Hazing is any action or situation, with or without the consent of the participants, which recklessly, intentionally, or unintentionally endangers the mental, physical, or academic health or safety of a student.
While the University of Michigan recognizes the inherent value of student organizations and teams, it condemns hazing practices as requirements for membership, advancement, or continued good standing in organizations. The chance to experience a small community with similar values and interests working together for a common purpose or goal enriches the university experience. How then does hazing become a part of such a noble endeavor? Why do students haze one another? Why do students allow themselves to be hazed? Why do parents or friends of those being hazed hesitate to report it when such silence could have deadly effects?

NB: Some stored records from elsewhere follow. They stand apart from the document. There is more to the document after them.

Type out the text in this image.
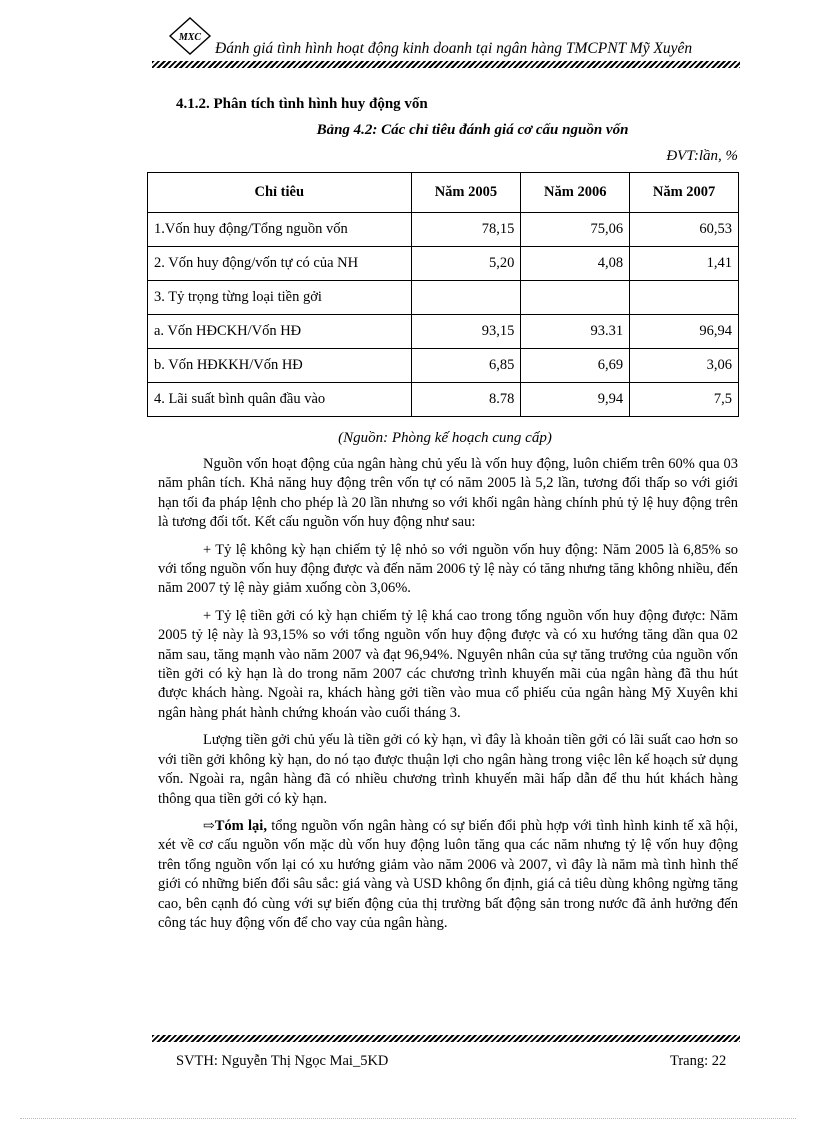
MXC
Đánh giá tình hình hoạt động kinh doanh tại ngân hàng TMCPNT Mỹ Xuyên
4.1.2. Phân tích tình hình huy động vốn
Bảng 4.2: Các chỉ tiêu đánh giá cơ cấu nguồn vốn
ĐVT:lần, %
Chỉ tiêu	Năm 2005	Năm 2006	Năm 2007
1.Vốn huy động/Tổng nguồn vốn	78,15	75,06	60,53
2. Vốn huy động/vốn tự có của NH	5,20	4,08	1,41
3. Tỷ trọng từng loại tiền gởi			
a. Vốn HĐCKH/Vốn HĐ	93,15	93.31	96,94
b. Vốn HĐKKH/Vốn HĐ	6,85	6,69	3,06
4. Lãi suất bình quân đầu vào	8.78	9,94	7,5
(Nguồn: Phòng kế hoạch cung cấp)

Nguồn vốn hoạt động của ngân hàng chủ yếu là vốn huy động, luôn chiếm trên 60% qua 03 năm phân tích. Khả năng huy động trên vốn tự có năm 2005 là 5,2 lần, tương đối thấp so với giới hạn tối đa pháp lệnh cho phép là 20 lần nhưng so với khối ngân hàng chính phủ tỷ lệ huy động trên là tương đối tốt. Kết cấu nguồn vốn huy động như sau:

+ Tỷ lệ không kỳ hạn chiếm tỷ lệ nhỏ so với nguồn vốn huy động: Năm 2005 là 6,85% so với tổng nguồn vốn huy động được và đến năm 2006 tỷ lệ này có tăng nhưng tăng không nhiều, đến năm 2007 tỷ lệ này giảm xuống còn 3,06%.

+ Tỷ lệ tiền gởi có kỳ hạn chiếm tỷ lệ khá cao trong tổng nguồn vốn huy động được: Năm 2005 tỷ lệ này là 93,15% so với tổng nguồn vốn huy động được và có xu hướng tăng dần qua 02 năm sau, tăng mạnh vào năm 2007 và đạt 96,94%. Nguyên nhân của sự tăng trưởng của nguồn vốn tiền gởi có kỳ hạn là do trong năm 2007 các chương trình khuyến mãi của ngân hàng đã thu hút được khách hàng. Ngoài ra, khách hàng gởi tiền vào mua cổ phiếu của ngân hàng Mỹ Xuyên khi ngân hàng phát hành chứng khoán vào cuối tháng 3.

Lượng tiền gởi chủ yếu là tiền gởi có kỳ hạn, vì đây là khoản tiền gởi có lãi suất cao hơn so với tiền gởi không kỳ hạn, do nó tạo được thuận lợi cho ngân hàng trong việc lên kế hoạch sử dụng vốn. Ngoài ra, ngân hàng đã có nhiều chương trình khuyến mãi hấp dẫn để thu hút khách hàng thông qua tiền gởi có kỳ hạn.

⇨Tóm lại, tổng nguồn vốn ngân hàng có sự biến đổi phù hợp với tình hình kinh tế xã hội, xét về cơ cấu nguồn vốn mặc dù vốn huy động luôn tăng qua các năm nhưng tỷ lệ vốn huy động trên tổng nguồn vốn lại có xu hướng giảm vào năm 2006 và 2007, vì đây là năm mà tình hình thế giới có những biến đổi sâu sắc: giá vàng và USD không ổn định, giá cả tiêu dùng không ngừng tăng cao, bên cạnh đó cùng với sự biến động của thị trường bất động sản trong nước đã ảnh hưởng đến công tác huy động vốn để cho vay của ngân hàng.

SVTH: Nguyễn Thị Ngọc Mai_5KD	Trang: 22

The history of hazing dates back as early as the 1400's. It has pervaded society and has been visible in the military, in fraternities and sororities, college honor and secret societies, in athletics, and in many student organizations such as marching bands. Recently is has garnered media attention as it has surfaced in high schools and even middle schools.
Leaders in higher education agree that a new sense of urgency exists and a united effort is needed to aggressively address hazing prevention. The University of Michigan is pleased to offer this website in an effort to create awareness and bring hazing into the open so that it can be addressed. Realizing that these unhealthy hazing traditions do not disappear easily, the University of Michigan is committed to education that will change cultures that support hazing and to supporting students who have concerns.